Vacation Home, Savings or Spending?

Vacation Home, Savings or Spending?

Published On: June 4, 2021

Written by: Ben Atwater and Matt Malick

With vacation season heating up, we thought it an appropriate time to share some brief thoughts on vacation homes.  Aside from retirement, the most consistent inquiry we have received from clients over the years is regarding the viability of purchasing a vacation home. 
 
It is common for people to approach the idea of acquiring a vacation home from the standpoint of an investment.  In other words, the logic goes that the home is not an expense, but rather an investment. 
 
In most scenarios, a vacation home is both an expense and an investment. 
 
Purchasing a vacation property is not only a current expense but also an obligation to incur future annual expenses (property taxes, mortgage, upkeep, etc.). 
 
There is nothing inherently wrong with a vacation home.  As a matter of fact, it is a great thing, but you need ample money to truly afford one without impacting your retirement plan. 
 
Our experience is that for the mass affluent a vacation home is culturally ingrained.

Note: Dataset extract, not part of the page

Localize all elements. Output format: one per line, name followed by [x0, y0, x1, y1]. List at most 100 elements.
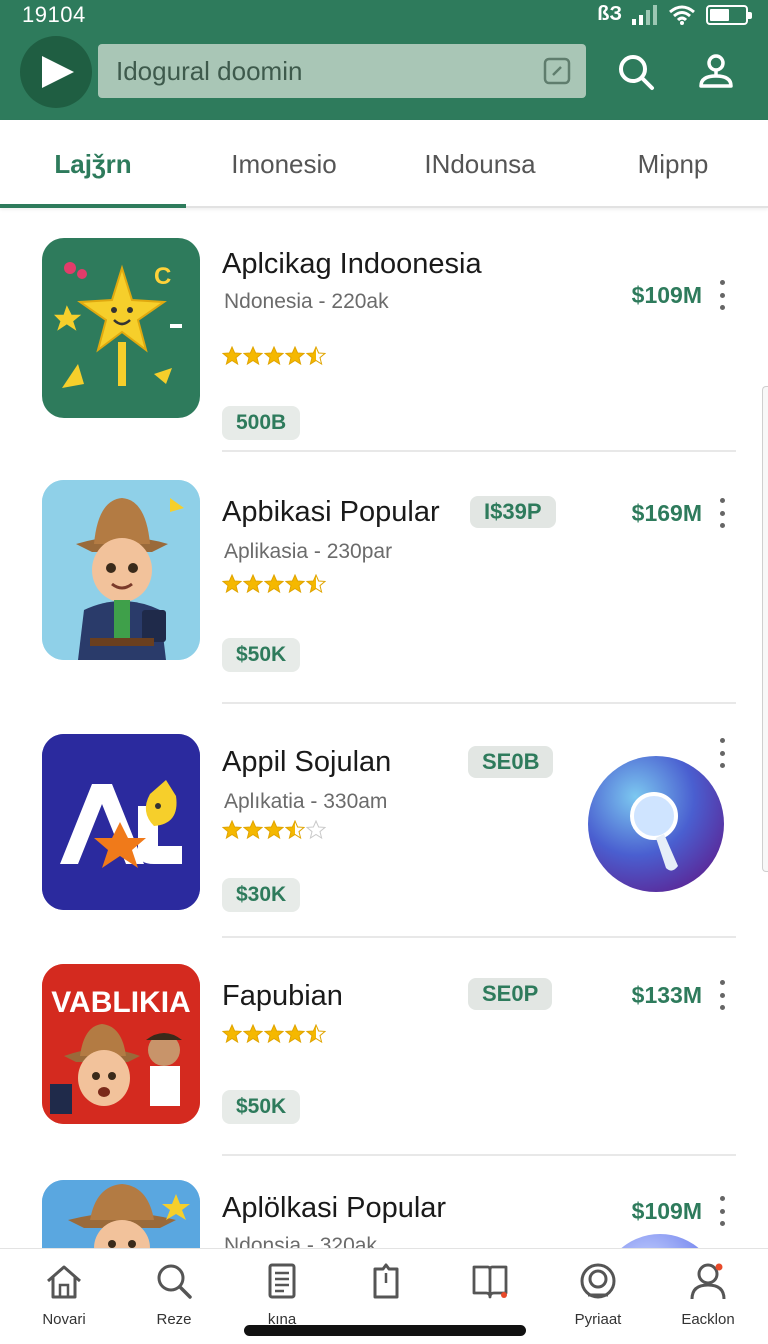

Financially successful people see a vacation home as an inherent milestone, a symbol of achievement and a reward for hard work. 
 
However, too many people make funding retirement several degrees more difficult by acquiring a vacation home. 
 
If you plan to rent the second home to cover its expenses, be careful that your analysis of revenues and expenses is realistic. 
 
Also, if you plan to rent the home, think carefully about the time you can truly enjoy the home versus the time and aggravation spent as an Airbnb or VRBO host.  Remember, “time is money” and the opportunity cost of your time is an expense. 
 
People approach vacation homes with great optimism and often reaffirm their decision in hindsight by overestimating the rate of return on the property. 
 
Say you purchase a vacation condo for $500,000 and ten years later it is worth $1,000,000.  That sounds great and it is a tangible gain.  However, taxes, upkeep and interest (for starters) might be $25,000 per year.  Over ten years, that is $250,000.  People can conveniently overlook these costs.  In this example, your average annual return over this period, after carrying costs but before even considering capital gains tax or selling costs, is 3.52% – nothing like what many owners perceive.
 
That said, we have clients who purchased shore properties thirty and forty years ago and now these places are worth a small fortune.  But, again, depending on rental income, carrying costs, capital gains taxes and selling costs, the average annual return over these many decades might be robust or could be modest. 
 
If nothing else, in many cases, vacation properties serve as “giant piggy banks” for forced savings over time. 
 
From an emotional standpoint, although it sounds overly simplistic, it is a great idea to find a long-term rental or find a series of rentals in the area where you are considering a vacation home.  Spend a combined couple of months there and then evaluate whether you are still compelled to buy. 
 
From a financial standpoint, if the question occurs to you – “Can I really afford a vacation home?” – then a detailed retirement income analysis modeling retirement with a vacation home and modeling retirement without a vacation home is most definitely necessary. 
 
No doubt, vacation homes can provide families with great joy and fond memories, but they can also create stress and financial difficulty in the wrong situation.  And even in the best cases, they should be bought primarily for pleasure, not as a guaranteed home run investment.